The seasonal-trend disentangle based prognostic framework for PEM fuel cells

Prognostics and Health Management (PHM) offer a potential solution to improve the durability of Proton Exchange Membrane Fuel Cells (PEMFCs), where degradation prognostic is the key component of the PHM system. However, limited by the dynamic operating environment, accurate and efficient prognostic algorithms still required for real applications. In this paper, the Seasonal-Trend Disentangle (STD) based prognostic framework is proposed to enhance the Remaining Useful Life (RUL) prediction of PEMFC system. Specifically, a lightweight parameter estimation neural network is introduced to estimate the aging parameters of the FC degradation model directly from PEMFC measurements.
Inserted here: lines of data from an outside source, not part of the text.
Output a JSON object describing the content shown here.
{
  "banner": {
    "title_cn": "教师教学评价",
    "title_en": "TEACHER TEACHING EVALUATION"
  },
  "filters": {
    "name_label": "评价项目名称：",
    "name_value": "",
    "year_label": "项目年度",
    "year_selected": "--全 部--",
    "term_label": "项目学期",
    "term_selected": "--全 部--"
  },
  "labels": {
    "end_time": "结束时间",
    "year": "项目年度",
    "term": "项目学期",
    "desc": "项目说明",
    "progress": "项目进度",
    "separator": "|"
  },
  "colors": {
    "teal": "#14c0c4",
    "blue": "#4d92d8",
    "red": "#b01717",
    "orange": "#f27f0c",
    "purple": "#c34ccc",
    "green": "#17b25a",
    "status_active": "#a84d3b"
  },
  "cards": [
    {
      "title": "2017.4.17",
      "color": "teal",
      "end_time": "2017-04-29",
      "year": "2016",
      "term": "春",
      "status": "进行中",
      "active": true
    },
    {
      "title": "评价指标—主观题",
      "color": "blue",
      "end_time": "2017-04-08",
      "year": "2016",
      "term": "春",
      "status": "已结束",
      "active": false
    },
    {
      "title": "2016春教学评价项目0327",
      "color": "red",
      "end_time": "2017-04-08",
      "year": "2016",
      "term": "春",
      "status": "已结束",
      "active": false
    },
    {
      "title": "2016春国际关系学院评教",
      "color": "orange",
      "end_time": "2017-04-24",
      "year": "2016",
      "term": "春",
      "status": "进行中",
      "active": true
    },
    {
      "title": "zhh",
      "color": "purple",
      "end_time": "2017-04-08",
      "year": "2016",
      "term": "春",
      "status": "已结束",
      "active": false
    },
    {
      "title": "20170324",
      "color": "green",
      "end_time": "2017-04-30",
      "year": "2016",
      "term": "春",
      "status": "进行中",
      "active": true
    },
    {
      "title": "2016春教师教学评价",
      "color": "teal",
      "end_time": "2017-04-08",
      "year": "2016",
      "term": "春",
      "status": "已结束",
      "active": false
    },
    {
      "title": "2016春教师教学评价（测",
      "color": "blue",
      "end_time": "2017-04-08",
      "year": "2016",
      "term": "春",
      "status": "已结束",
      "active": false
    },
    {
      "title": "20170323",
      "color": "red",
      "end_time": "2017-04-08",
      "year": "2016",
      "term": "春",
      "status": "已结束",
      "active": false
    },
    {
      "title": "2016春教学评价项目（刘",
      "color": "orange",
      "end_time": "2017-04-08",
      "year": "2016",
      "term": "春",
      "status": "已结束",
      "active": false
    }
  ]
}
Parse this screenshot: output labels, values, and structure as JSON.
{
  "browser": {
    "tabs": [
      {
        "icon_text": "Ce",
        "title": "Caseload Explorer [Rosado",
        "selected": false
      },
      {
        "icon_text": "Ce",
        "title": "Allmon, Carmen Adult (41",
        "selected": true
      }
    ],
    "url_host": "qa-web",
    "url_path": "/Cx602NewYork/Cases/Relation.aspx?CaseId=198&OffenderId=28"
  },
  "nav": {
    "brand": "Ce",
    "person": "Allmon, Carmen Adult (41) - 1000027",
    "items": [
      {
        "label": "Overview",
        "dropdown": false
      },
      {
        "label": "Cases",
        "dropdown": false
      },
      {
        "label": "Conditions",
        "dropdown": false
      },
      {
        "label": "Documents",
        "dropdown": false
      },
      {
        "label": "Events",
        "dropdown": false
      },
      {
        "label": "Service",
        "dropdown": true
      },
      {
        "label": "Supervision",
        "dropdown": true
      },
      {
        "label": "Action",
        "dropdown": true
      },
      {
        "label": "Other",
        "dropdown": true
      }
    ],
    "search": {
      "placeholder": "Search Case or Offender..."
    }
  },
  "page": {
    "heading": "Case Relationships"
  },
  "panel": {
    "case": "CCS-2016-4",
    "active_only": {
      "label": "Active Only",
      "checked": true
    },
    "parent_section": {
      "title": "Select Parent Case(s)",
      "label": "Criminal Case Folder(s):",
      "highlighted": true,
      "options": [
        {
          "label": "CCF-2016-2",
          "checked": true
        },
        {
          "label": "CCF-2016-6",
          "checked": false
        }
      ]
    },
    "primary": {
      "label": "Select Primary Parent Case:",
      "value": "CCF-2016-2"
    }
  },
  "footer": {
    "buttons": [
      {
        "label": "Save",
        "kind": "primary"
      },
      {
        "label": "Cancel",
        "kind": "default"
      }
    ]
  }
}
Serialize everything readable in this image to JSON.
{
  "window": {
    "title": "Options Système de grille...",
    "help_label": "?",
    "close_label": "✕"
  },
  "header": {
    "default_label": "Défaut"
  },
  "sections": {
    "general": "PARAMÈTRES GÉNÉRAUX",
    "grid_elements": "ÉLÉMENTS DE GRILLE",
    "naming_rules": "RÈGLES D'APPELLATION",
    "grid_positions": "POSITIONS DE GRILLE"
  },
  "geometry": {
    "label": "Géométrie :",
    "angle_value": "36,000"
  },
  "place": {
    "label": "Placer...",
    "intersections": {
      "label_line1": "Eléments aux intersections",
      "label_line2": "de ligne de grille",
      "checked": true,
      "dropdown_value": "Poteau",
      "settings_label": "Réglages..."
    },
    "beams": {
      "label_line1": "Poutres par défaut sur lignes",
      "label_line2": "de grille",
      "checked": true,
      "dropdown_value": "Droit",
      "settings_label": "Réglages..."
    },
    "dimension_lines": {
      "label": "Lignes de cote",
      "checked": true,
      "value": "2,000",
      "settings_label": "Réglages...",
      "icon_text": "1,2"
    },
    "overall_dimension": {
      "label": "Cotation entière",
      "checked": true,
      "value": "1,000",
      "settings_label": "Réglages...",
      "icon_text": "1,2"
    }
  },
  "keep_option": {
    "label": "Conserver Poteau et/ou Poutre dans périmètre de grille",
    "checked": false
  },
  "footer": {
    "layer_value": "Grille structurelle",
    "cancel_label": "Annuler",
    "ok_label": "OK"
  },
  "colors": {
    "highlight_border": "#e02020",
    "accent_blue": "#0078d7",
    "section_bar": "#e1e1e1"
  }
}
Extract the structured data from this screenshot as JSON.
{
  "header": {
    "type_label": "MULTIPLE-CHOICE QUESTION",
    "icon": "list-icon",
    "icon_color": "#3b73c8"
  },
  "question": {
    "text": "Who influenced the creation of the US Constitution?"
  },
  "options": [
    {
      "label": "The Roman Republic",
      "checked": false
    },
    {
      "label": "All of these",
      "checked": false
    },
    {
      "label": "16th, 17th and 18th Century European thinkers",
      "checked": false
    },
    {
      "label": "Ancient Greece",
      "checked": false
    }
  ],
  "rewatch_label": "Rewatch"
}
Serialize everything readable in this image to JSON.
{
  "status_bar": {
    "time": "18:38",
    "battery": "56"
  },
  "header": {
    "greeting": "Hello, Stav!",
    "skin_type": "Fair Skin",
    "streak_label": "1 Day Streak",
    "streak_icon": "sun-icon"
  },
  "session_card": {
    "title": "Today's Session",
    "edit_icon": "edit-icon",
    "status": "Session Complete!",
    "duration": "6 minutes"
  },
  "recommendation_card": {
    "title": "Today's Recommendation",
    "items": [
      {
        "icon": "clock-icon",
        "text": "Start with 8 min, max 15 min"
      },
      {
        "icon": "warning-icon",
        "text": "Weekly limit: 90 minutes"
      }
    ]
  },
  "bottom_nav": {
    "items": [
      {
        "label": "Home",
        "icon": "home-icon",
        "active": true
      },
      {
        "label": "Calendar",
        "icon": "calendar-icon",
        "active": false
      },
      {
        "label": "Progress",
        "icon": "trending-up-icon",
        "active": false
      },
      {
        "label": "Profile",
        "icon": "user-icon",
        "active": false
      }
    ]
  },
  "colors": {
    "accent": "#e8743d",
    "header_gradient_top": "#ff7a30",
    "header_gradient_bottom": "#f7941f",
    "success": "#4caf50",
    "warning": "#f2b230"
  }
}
Besides, the integral of the FC degradation model at the specified current density range serves as the comprehensive Health Index (HI), which could combine different aging parameters and mitigate the effect of load dynamics. The STD-based prognostic model effectively captures the time-invariant features in the HI sequence from trend and seasonal phases, improving Remaining Useful Life (RUL) prediction performance. The proposed prognostic model is compared with RNN-family, ESN, and Dilated CNN methods using three distinct durability datasets from FCs operating under static, quasi-dynamic, and cyclically varying dynamic current loads. Experimental results demonstrate that the proposed algorithm outperforms the reference methods in terms of RMSE and MAPE metrics in the aging prognostic, and the proposed method could obtain satisfactory RUL prediction results 100–150 h earlier than the reference methods.